Enter Mandy and Tom. They're a married couple whose passion is freestyle scuba diving, which is essentially scuba diving on one breath of air. Mandy and Tom also have a passion for dolphins and whales because they've swum with them and understand them as animals. They were both recruited to help Rick and his team expose the cove of Taiji during the kill-fest.
Another man on board is an Australian surfer, who is the responsible for Hayden Pennetiare's display at the Taiji cove in 2007. He, Hayden, and five others swam out on surf boards into the cove, held hands, and refused to move from the killing spot--till the fishers started threatening them with the harpoons, jabbing at them, and yelling violently. This is where Hayden earns my respect because the girl, who was about 18 at the time, fought till she couldn't fight anymore, stumbling onto the shore in hysterics because she couldn't save a baby dolphin. All six surfers were arrested and banned from ever returning to Taiji.
Rick talks about the fisherman and their ignorance, and we see it first hand. They taunt the Westerners who venture to the cove to try and take pictures to expose the evil that happens--and so far, a lot of Westerners (photographers, journalists, activists) have battled with them on shore. One time, when Rick was there, one man in particular was so out of line that, "he wanted me to punch him. He was taunting me, and man, I would've socked him over the railing." I have to say, personally, that I was fairly surprised to see such behavior from the Japanese fisherman. I've been to Japan and they're not like that, not at all. Maybe it's a regional thing, but they are not ignorant or aggressive or obnoxious like these men were.
The method of killing is rather interesting yet irritating. It's too easy. I never would've known dolphins were so very sensitive to sound had I not seen this film (I only knew a little about it). Sound is the reason that droves of dolphins died when Sea World first opened. The tanks they were being kept in were so loud and terrible that it stressed them out, made them sick, and they died. It's a similar method at the cove: there's a long metal bar on the side of the boats that are whacked, creating a loud clanging, a wall of sound, and immediately the dolphins flock to the inner cove to be kept in a large net overnight and killed the next morning. It's too easy.

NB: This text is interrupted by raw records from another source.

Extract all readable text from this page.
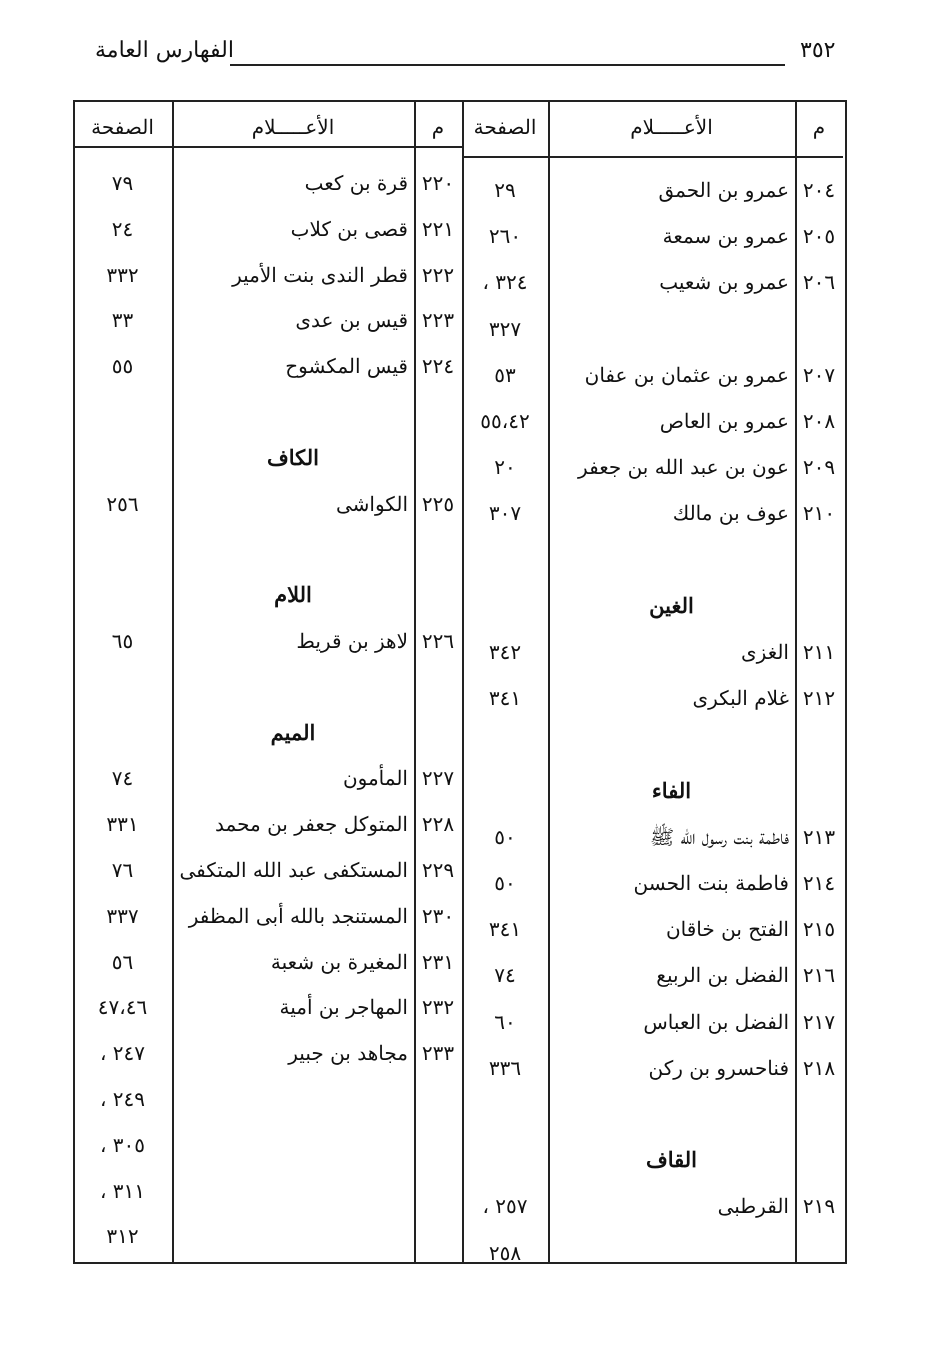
٣٥٢
الفهارس العامة
م
الأعـــــلام
الصفحة
٢٠٤
عمرو بن الحمق
٢٩
٢٠٥
عمرو بن سمعة
٢٦٠
٢٠٦
عمرو بن شعيب
٣٢٤ ،
٣٢٧
٢٠٧
عمرو بن عثمان بن عفان
٥٣
٢٠٨
عمرو بن العاص
٥٥،٤٢
٢٠٩
عون بن عبد الله بن جعفر
٢٠
٢١٠
عوف بن مالك
٣٠٧
الغين
٢١١
الغزى
٣٤٢
٢١٢
غلام البكرى
٣٤١
الفاء
٢١٣
فاطمة بنت رسول الله ﷺ
٥٠
٢١٤
فاطمة بنت الحسن
٥٠
٢١٥
الفتح بن خاقان
٣٤١
٢١٦
الفضل بن الربيع
٧٤
٢١٧
الفضل بن العباس
٦٠
٢١٨
فناحسرو بن ركن
٣٣٦
القاف
٢١٩
القرطبى
٢٥٧ ،
٢٥٨
م
الأعـــــلام
الصفحة
٢٢٠
قرة بن كعب
٧٩
٢٢١
قصى بن كلاب
٢٤
٢٢٢
قطر الندى بنت الأمير
٣٣٢
٢٢٣
قيس بن عدى
٣٣
٢٢٤
قيس المكشوح
٥٥
الكاف
٢٢٥
الكواشى
٢٥٦
اللام
٢٢٦
لاهز بن قريط
٦٥
الميم
٢٢٧
المأمون
٧٤
٢٢٨
المتوكل جعفر بن محمد
٣٣١
٢٢٩
المستكفى عبد الله المتكفى
٧٦
٢٣٠
المستنجد بالله أبى المظفر
٣٣٧
٢٣١
المغيرة بن شعبة
٥٦
٢٣٢
المهاجر بن أمية
٤٧،٤٦
٢٣٣
مجاهد بن جبير
٢٤٧ ،
٢٤٩ ،
٣٠٥ ،
٣١١ ،
٣١٢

I must say, throughout the documentation of the crew's mission to film up-close what happens at the cove (building cameras in disguise and planting an underwater camera at night), the most satisfying moment comes at the very end. I won't give that part away. You have to check it out yourself. But I will say I was so shell-shocked I wanted to laugh and cry at the same time. Thank God I don't have roommates or I would have been pretty embarrassed by the look on my face.
The film itself is not about animal cruelty (MOM), it's about restoring the way dolphins need to be treated. So instead of dismissing the matter just because dolphins died (MOM), watch it because of how much effort is being put into trying to rectify it all.